As the Hokies enter their conference schedule with a huge test just days away, the coaching staff should have a good grasp on who this team is, and more importantly, their strengths and weaknesses. This team had concerns prior to the West Virginia game, and some of those concerns still linger. Here are a few questions that we still need answers to, and some of these questions may be answered by midnight Saturday.
What is the Hokies’ identity on offense?
The Hokies have put up historic offensive numbers across the board. Redshirt freshman Josh Jackson ranks 8th in the nation in passing efficiency, Cam Phillips leads the FBS in receiving yards, and the entire offense is averaging 40 points per game, which currently beats out last season’s 35 points per game pace. It is a small sample size, but it is also an encouraging start.
Despite the effectiveness of the offense so far, there are periods in the game where the Hokies are not executing properly, especially in key areas of the field. Through 23 minutes against an ODU team missing key players, the Hokies were only able to muster a field goal. When it came to critical situations – third downs, red zone – the Hokies failed to do their job. There just isn’t a go-to play or player that the team can rely on in those spots.
If you asked me to name an identity right now, it feels like the Hokies have lived and died with Cam Phillips. As the best receiver on the team, he has become Josh Jackson’s safety blanket and in turn, the entire offense has relied on him. Against better defenses who play tighter coverage, he is going to be limited. Over 50% of his catches so far have been on out routes, where the cornerback surrenders a seven-yard cushion. That simply is not going to be the case from here on out. Cam is obviously a very good receiver, but his numbers are due for a drop.
While the Hokies rank 25th in rush yards per game, there are periods of the game where the Hokies fail to generate anything on the ground. Then there are times when the Hokies move the ball on the ground at will. It has not been something they can count on consistently to this point, but it may be a product of Fuente having a more vanilla gameplan for the pre-conference schedule.
The truth is the Hokies’ offense has yet to be truly tested, which makes it difficult to give a fair evaluation of their play. Clemson’s elite defense should serve as that test.
The Defensive Line
Tim Settle and Ricky Walker have a case for one of the top interior DL duos in the country. Their athleticism and size makes it a tall task for offensive lines to generate movement for running backs. Vinny Mihota and Trevon Hill are one of the best pass rushing combos that offensive linemen and coaches dread to face.
After that, things get a little dicey. It was clear in the West Virginia game that the starting defensive line was gassed, and the reason they were was because the backups simply were not getting the job done. Hoshun Gaines has flashed as an edge rusher, but one effective player off the bench is not enough for a Bud Foster-led unit that thrives on pressure and penetration.

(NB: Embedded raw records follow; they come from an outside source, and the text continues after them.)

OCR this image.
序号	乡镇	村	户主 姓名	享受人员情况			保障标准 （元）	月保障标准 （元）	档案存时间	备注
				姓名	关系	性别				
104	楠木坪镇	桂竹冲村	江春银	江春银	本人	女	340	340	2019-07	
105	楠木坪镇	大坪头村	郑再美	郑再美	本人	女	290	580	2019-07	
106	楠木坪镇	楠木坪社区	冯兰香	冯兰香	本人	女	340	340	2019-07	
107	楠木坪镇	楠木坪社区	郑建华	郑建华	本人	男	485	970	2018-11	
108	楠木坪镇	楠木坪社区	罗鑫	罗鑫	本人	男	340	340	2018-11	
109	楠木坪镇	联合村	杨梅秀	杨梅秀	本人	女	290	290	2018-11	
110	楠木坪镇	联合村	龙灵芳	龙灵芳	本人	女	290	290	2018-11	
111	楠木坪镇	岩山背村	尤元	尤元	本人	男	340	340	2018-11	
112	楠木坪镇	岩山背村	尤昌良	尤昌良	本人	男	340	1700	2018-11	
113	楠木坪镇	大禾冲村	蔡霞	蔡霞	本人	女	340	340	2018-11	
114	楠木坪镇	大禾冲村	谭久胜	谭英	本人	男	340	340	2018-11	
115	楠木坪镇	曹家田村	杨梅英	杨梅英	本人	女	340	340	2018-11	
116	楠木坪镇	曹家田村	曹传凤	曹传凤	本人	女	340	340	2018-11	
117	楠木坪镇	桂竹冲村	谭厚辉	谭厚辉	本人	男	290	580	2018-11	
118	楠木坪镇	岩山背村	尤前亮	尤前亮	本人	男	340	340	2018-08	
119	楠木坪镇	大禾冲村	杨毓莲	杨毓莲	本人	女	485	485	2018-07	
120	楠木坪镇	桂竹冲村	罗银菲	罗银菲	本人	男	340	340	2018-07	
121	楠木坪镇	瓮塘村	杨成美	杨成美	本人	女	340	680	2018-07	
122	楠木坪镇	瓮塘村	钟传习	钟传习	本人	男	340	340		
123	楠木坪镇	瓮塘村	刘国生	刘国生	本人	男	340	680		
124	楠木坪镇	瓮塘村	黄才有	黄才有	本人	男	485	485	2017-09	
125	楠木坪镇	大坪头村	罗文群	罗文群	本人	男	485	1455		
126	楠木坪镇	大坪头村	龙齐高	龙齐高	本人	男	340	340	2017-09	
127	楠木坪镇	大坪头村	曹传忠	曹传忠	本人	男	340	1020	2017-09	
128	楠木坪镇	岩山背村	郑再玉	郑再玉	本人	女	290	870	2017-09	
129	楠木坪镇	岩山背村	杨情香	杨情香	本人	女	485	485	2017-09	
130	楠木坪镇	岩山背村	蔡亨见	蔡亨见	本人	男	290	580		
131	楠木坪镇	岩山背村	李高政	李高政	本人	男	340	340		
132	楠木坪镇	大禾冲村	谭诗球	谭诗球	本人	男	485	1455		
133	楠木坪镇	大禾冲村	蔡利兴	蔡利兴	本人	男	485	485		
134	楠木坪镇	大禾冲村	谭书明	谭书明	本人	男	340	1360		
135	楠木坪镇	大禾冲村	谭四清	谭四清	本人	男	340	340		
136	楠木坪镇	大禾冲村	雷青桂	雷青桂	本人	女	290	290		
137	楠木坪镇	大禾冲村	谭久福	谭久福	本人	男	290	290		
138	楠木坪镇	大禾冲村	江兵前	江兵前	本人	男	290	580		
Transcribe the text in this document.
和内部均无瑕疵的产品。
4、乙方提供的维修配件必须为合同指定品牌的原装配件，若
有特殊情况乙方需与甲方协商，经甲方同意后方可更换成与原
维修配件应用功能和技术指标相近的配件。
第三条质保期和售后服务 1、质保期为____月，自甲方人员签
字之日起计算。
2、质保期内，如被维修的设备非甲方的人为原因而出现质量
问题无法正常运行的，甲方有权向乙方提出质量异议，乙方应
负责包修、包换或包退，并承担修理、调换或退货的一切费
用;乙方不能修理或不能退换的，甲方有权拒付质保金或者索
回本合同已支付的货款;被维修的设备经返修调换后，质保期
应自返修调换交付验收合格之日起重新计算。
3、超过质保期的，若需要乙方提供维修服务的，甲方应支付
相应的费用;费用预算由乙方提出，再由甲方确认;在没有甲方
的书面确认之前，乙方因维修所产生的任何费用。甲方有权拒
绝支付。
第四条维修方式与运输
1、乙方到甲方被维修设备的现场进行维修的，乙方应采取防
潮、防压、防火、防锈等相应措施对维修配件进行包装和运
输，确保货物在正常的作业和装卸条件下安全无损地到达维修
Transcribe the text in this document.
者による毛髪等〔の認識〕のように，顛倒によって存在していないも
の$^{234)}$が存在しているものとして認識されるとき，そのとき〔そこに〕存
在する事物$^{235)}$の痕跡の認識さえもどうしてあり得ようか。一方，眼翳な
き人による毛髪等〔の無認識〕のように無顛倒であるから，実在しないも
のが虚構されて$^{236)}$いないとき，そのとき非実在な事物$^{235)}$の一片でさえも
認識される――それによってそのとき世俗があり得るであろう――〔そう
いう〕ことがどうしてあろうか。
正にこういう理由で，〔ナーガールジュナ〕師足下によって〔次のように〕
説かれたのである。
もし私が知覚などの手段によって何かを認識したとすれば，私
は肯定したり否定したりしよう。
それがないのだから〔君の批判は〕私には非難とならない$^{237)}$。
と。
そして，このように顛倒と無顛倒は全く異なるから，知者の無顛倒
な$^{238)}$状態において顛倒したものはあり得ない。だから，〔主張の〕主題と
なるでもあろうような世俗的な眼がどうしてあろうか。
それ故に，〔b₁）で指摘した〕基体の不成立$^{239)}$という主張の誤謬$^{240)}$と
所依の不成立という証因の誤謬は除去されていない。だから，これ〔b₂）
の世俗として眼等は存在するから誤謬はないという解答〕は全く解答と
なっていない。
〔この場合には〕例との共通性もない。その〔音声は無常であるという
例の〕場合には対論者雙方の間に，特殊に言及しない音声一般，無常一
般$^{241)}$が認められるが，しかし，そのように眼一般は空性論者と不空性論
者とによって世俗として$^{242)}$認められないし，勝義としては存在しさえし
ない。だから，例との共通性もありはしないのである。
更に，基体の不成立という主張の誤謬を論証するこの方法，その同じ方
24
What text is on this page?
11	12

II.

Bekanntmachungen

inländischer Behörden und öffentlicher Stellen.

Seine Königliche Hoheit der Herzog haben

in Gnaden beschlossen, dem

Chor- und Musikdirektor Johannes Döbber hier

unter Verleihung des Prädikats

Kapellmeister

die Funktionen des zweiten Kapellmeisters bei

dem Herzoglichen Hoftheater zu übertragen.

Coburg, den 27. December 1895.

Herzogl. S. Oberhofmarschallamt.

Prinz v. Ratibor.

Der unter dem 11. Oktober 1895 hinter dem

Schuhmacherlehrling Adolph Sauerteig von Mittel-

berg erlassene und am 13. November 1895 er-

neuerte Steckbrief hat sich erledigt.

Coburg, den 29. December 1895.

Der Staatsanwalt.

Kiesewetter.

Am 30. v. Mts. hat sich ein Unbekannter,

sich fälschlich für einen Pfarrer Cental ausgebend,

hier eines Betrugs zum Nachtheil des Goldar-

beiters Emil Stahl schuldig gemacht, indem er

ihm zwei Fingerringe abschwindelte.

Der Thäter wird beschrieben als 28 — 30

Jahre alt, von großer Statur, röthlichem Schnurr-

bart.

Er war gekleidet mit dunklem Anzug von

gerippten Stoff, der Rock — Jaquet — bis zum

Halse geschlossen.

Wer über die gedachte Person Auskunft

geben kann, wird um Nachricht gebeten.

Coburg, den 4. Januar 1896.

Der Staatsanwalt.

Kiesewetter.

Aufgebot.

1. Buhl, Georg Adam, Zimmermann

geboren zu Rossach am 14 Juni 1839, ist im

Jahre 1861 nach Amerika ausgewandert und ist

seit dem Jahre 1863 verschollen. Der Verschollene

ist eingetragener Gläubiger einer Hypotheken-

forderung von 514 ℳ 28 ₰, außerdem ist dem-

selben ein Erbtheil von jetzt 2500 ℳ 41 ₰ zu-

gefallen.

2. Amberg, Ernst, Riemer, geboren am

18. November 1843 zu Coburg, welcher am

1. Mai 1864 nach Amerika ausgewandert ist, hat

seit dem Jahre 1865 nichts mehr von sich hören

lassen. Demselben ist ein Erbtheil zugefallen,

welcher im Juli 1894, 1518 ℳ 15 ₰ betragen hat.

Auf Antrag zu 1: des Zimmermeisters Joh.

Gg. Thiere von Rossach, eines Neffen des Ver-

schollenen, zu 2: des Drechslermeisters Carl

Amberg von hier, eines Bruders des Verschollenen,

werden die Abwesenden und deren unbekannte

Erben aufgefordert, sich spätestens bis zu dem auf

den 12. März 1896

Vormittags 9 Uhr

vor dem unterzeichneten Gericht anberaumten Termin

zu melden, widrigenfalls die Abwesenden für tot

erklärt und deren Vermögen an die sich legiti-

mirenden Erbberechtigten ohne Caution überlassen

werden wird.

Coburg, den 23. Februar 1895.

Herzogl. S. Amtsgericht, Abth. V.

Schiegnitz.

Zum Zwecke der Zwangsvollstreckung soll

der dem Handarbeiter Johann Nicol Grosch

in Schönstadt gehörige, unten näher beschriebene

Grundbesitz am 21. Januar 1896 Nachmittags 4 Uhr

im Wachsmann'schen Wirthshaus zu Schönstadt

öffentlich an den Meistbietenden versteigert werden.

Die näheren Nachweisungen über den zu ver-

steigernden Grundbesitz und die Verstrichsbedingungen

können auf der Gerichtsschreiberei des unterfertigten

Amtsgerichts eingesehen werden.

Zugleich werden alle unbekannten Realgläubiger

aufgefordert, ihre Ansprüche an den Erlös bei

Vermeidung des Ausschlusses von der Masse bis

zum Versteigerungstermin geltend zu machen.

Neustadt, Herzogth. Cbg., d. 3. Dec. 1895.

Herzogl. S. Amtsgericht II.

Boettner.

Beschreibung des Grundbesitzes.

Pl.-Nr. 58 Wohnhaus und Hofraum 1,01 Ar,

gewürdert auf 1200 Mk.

Stopping the run against Clemson should be the defense’s main priority, as the Tigers average 272 yards on the ground per game, ranking 13th in the nation. Clemson’s 5.9 YPC also ranks 13th, showing that they run with great efficiency on high volume. The Hokies must win in the trenches, but the starting defensive line can’t do it for 70 snaps a game. They need to be able to hold the point of attack and garner production from their depth pieces.
The Running Game
Sort of going along with the lack of an offensive identity here. The running game has had inconsistent results from every runner. Jerod Evans keyed the Hokies ground game last season, but Jackson does not have his instincts as a runner. Deshawn McClease, Steven Peoples, and Travon McMillian have had their highlights and lowlights. Fuente has yet to feature a runner because there is not one he can completely rely on. As the season wears on, I would not be surprised to see a player Fuente favors over the others (my money is on Peoples).
The offensive line has maulers with Teller and Nijman, but that group still has made their fair share of mistakes. One thing the Hokies’ OL has been very good at has been blocking and pulling on the move, as Virginia Tech usually has the speed to outflank the defense to the perimeter.
However, Clemson’s front seven has as much speed as any team’s in the country, including Virginia Tech. Christian Wilkins and Dexter Lawrence will be a tough challenge inside for the trio of Teller, Gallo, and Pfaff. It will also be a challenge for Cornelson and Fuente to design some plays that can take pressure off the offensive line. I would expect to see a diverse set of runs, including counters, sweeps, pin-pulls in addition to the staple inside zone and read option looks the Hokies usually feature.
If the Hokies can show they can move the ball on the ground against Clemson, it will take an immense load of pressure off Jackson and the passing game. As good as Jackson has been, a good running game is a young quarterback’s best friend.